Noi per Norcia ritardi nella ricostruzione, è la morte per Castelluccio

A tre anni dal sisma un mare di problemi a Castelluccio: “E’ tutto fermo”. ‘Noi per Norcia’ chiede spiegazioni all’amministrazione comunale. Sono passati più di 1.100 giorni dall’inizio della sequenza sismica che dal 2016 sta interessando l’Italia Centrale e, a distanza di tre anni, non esiste ancora un’idea per la ricostruzione di Castelluccio. Eppure si tratta della frazione più in vista del comune di Norcia tanto da essere considerata la “perla” del Parco Nazionale dei Monti Sibillini.

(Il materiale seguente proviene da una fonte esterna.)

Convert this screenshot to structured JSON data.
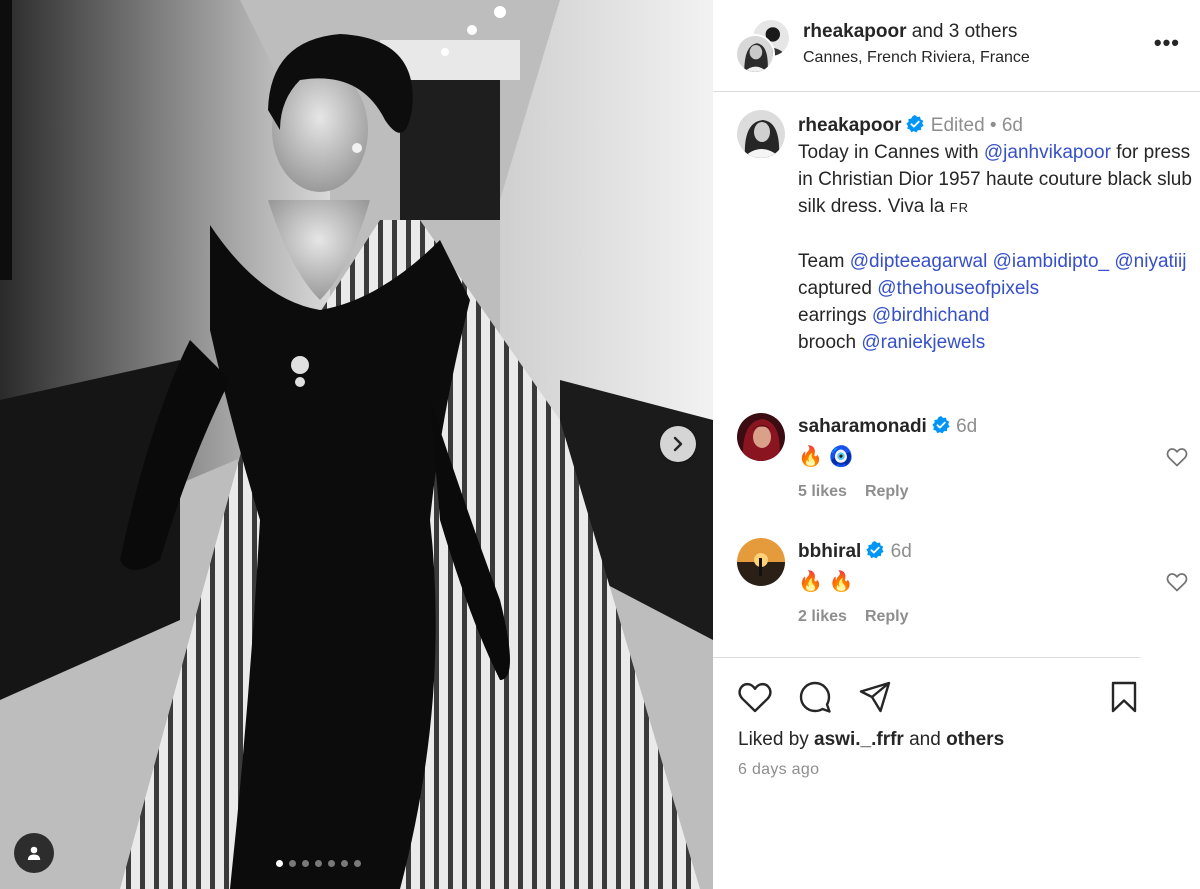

La situazione – affermano Giampietro Angelini, Cristian Coccia, Antonio Duca e Pietro Iambrenghi, i consiglieri del gruppo ‘Noi per Norcia’ – è molto preoccupante perché il paese è ancora in zona rossa, nessuno può accedervi e non si vede alcun segnale né per la rimozione delle macerie né per l’inizio dei lavori”.

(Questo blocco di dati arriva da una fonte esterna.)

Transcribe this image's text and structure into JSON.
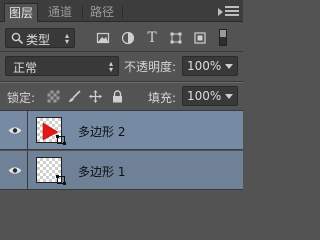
{
  "tabs": [
    "图层",
    "通道",
    "路径"
  ],
  "filter": {
    "label": "类型",
    "icon": "search-icon"
  },
  "blend_mode": "正常",
  "opacity": {
    "label": "不透明度:",
    "value": "100%"
  },
  "lock": {
    "label": "锁定:"
  },
  "fill": {
    "label": "填充:",
    "value": "100%"
  },
  "layers": [
    {
      "name": "多边形 2",
      "selected": true
    },
    {
      "name": "多边形 1",
      "selected": false
    }
  ],
  "colors": {
    "selected_layer": "#768ba3",
    "shape_red": "#e01818"
  }
}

Sono molte le segnalazioni pervenute ai consiglieri del gruppo ‘Noi per Norcia’ sulla difficile situazione che sta vivendo questa frazione dove, a distanza di così tanto tempo, non sono state predisposte strutture in grado di ospitare i residenti del luogo e le persone che vi tornano nei fine settimana, né, tanto meno, un centro aggregativo temporaneo. “Non è stata individuata – evidenziano i consiglieri di minoranza – nemmeno un’area idonea da mettere a disposizione della Curia per l’istallazione di un container da adibire a luogo di culto”.

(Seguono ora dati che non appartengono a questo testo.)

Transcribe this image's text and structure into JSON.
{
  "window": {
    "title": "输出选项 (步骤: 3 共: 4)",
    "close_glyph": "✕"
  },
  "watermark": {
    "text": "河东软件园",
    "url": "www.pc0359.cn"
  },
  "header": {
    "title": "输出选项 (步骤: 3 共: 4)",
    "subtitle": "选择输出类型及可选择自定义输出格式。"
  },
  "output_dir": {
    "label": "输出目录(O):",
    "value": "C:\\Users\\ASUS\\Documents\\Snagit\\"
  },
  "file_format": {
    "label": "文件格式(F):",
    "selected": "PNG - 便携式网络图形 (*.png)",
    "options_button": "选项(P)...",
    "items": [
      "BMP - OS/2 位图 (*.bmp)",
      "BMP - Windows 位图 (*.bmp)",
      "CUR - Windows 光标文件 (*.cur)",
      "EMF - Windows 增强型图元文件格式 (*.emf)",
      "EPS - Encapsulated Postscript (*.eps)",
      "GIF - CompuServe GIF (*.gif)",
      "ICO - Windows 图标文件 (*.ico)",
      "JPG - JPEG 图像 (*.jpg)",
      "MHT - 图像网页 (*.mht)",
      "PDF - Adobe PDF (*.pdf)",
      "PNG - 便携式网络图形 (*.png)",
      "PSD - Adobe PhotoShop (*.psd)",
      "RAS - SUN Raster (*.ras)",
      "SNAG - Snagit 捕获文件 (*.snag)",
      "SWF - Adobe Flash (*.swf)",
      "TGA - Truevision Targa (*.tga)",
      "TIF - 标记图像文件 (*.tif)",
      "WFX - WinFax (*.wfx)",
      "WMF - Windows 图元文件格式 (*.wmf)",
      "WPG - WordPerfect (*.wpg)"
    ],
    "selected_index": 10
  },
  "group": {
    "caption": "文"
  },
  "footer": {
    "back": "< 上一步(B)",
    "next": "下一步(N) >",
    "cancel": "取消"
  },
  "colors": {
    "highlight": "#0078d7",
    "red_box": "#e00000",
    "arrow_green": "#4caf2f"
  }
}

Anche la consegna delle SAE ad otto famiglie di Castelluccio, avvenuta in pompa magna il 9 luglio scorso è stata il solito spot pubblicitario: sono state consegnate solo le chiavi ma le SAE non sono ancora pronte per essere abitate. Le utenze non sono state allacciate e soprattutto già si evidenziano problemi tecnici che fanno sorgere dei dubbi in merito al materiale utilizzato, forse non adatto al clima di una frazione che, come è noto, può arrivare a – 15° e anche a temperature molto più basse.

Inoltre, come se non bastasse, puntualmente, tra giugno e luglio, quando migliaia di turisti accorrono a Castelluccio per vedere lo spettacolo della fioritura – attualmente – uno dei pochi momenti di “ossigeno” per le attività del luogo – si manifesta puntualmente la problematica dei parcheggi e delle aree di sosta attrezzate per i camper.

Per Angelini, Coccia, Duca e Iambrenghi questo stato di cose sta causando ai castellucciani, e indirettamente anche all’immagine dell’intera città, notevoli disservizi, disagi ed enormi danni economici anche perché le uniche strutture commerciali presenti all’interno del ‘Deltaplano’ faticano ad andare avanti con quel poco turismo che è ancora presente nell’arco dell’anno.

A tal fine, i consiglieri comunali del gruppo ‘Noi per Norcia’ hanno presentato una puntuale interrogazione all’amministrazione comunale per conoscere gli stanziamenti pubblici assegnati e i tempi per la ricostruzione della frazione di Castelluccio. Più in particolare chiedono di conoscere quale sia lo stato dell’iter tecnico e amministrativo necessario per l’avvio delle opere e a che punto sia la costruzione dei container per gli alloggi temporanei e da chi potranno essere utilizzati.

Si chiede di sapere, tra l’altro, se è stata prevista la possibilità di creare un centro aggregativo dando così la possibilità agli abitanti, agli oriundi e visitatori di Castelluccio di poter vivere le feste e le tradizioni di Castelluccio e cosa intende fare l’amministrazione comunale per consentire alla Curia di installare un container adibito a luogo di culto. Quanto ai parcheggi e all’area attrezzata per i camper si chiedono lumi sui tempi e le modalità di risoluzione di questo annoso problema.

Infine, rispetto alle problematiche delle SAE di Castelluccio, si chiede di sapere con quali materiali sono state costruite, per quale ragione non siano stati ancora effettuati gli allacci per le utenze e quando, effettivamente, le stesse potranno essere utilizzate dagli aventi diritto. Altro aspetto sul quale il gruppo Noi per Norcia intende vederci chiaro sono i criteri utilizzati per le assegnazioni delle SAE al fine di comprendere per quale ragione sono state concesse SAE da 60 metri quadri a singole persone. Previsioni sbagliate od altro?